100 pages, 2000, 13 €
ISBN 2-930330-00-7 (broché)


 

« Les enfances qui se font face dans le cœur d’Izoard sont comme les poussières de 1935 et de 1993 qu’il oppose, comme si elles n’étaient pas faites de la même minuscule matière, comme si la lumière qui s’accrochait à leurs particules était d’un ordre changeant.
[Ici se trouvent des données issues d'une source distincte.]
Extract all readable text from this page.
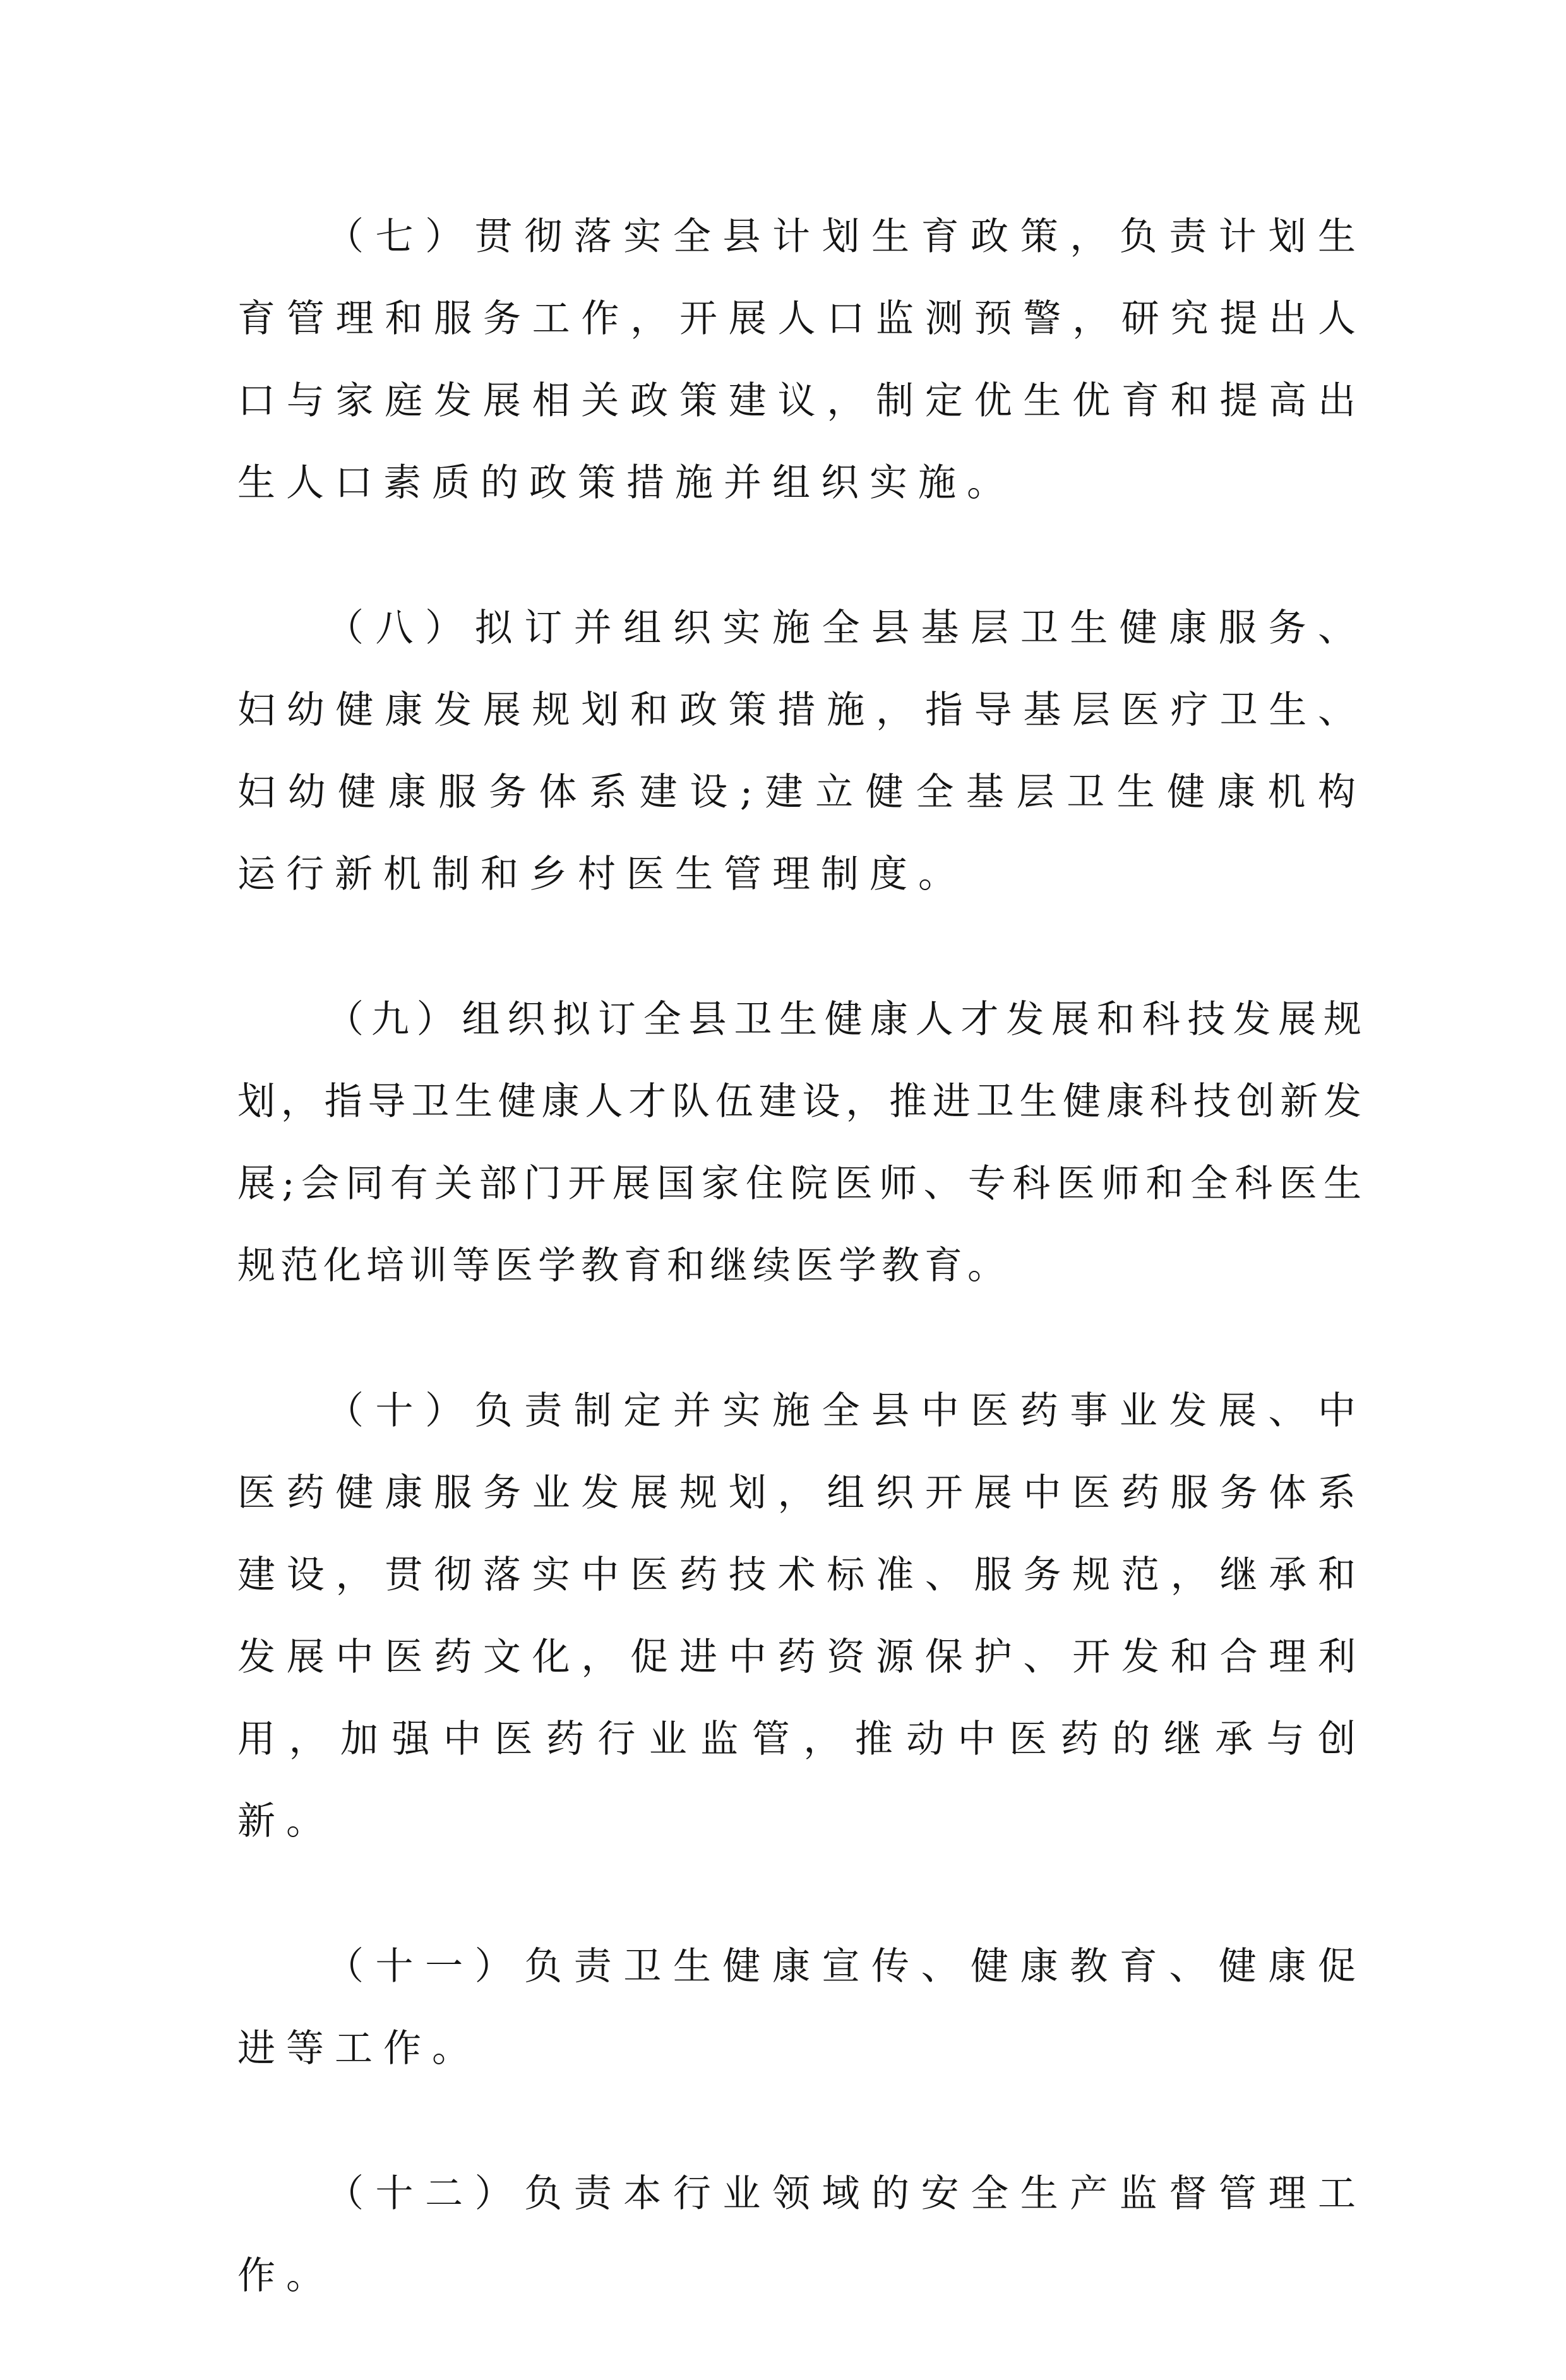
（七）贯彻落实全县计划生育政策，负责计划生育管理和服务工作，开展人口监测预警，研究提出人口与家庭发展相关政策建议，制定优生优育和提高出生人口素质的政策措施并组织实施。

（八）拟订并组织实施全县基层卫生健康服务、妇幼健康发展规划和政策措施，指导基层医疗卫生、妇幼健康服务体系建设;建立健全基层卫生健康机构运行新机制和乡村医生管理制度。

（九）组织拟订全县卫生健康人才发展和科技发展规划，指导卫生健康人才队伍建设，推进卫生健康科技创新发展;会同有关部门开展国家住院医师、专科医师和全科医生规范化培训等医学教育和继续医学教育。

（十）负责制定并实施全县中医药事业发展、中医药健康服务业发展规划，组织开展中医药服务体系建设，贯彻落实中医药技术标准、服务规范，继承和发展中医药文化，促进中药资源保护、开发和合理利用，加强中医药行业监管，推动中医药的继承与创新。

（十一）负责卫生健康宣传、健康教育、健康促进等工作。

（十二）负责本行业领域的安全生产监督管理工作。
La poésie est, pour lui, le seul garant de l’unité de sa mémoire et de la persistance des sensations. […] On distingue mal chez Izoard, et c’est là sa force, les poèmes d’amour des réminiscences nostalgiques. » René de Ceccaty

 

 

 

 

 

 

 

 

 

L'AUTEUR

Jacques Izoard

Né en 1936, Jacques Izoard, fervent animateur de la poésie en Wallonie, surtout à Liège, est un des grands poètes de langue française d'aujourd'hui de renommée internationale.  Ses oeuvres poétiques (en deux volumes) viennent d'être publiées aux Editions de la Différence (2006).

 

LIRE LES PREMIÈRES PAGES

 

LA lune avait la fièvre

et nous étions au lit, hirsutes.

Nous rêvions de cerceaux fous

dévalant les rivières et,

tout à coup,

nous perdions pied.

 

 

 

NOUS capturions les libellules

et les peignions en bleu

sans les faire pâlir.

Bien entendu, nous respections

la légèreté qu’elles nous enjoignaient

d’imiter.

 

 

 

ET nous glissions à l’infini

de paroles en paroles,

comme si le chant

jamais ne finissait.

Murmure de murmure.

Rivière sourde,

mais qui mugit.

 

 

 

S’OBSCURCISSAIENT cerveaux et cerfs-volants

par-delà nos anathèmes.

Et nous suivions les halages ;

nous pourchassions les cœurs

tremblant dans la tempête.

 

 

 

ET puis s’en vinrent

des hérauts de cape et de feu :

les combats firent rage

sous nos pieds et nos mains.

Écoliers sans cartable

ânonnaient encore

quand la terre s’ouvrit.

 

 

 

NOUS unissions fièvre et rage

et peignions, rue de l’Agneau,

des têtes d’épingles

et de minuscules étuis

qui gardent encore

les effigies brûlées.

 

 

 

S’INSINUAIT le froid entre nos lèvres

et nous gardions en nous,

longtemps, le sang glacé.

Quel hiver usait nos ongles ?

Et quelles paroles gelaient

sur le papier blanc ?

 

 

 

TU l’as revu, ce sorcier qui t’épie

attablé quelque part

avec du brouillard pour armure.

T’a-t-il dévisagé ou parlé ?

Sa pomme d’Adam

trahissait son émoi.

 

 

 

QUI viendra toucher le tronc

de cet arbre que tu plantas

près de mon sommeil,

là où j’écris sans cesse

en songeant à ta vie ?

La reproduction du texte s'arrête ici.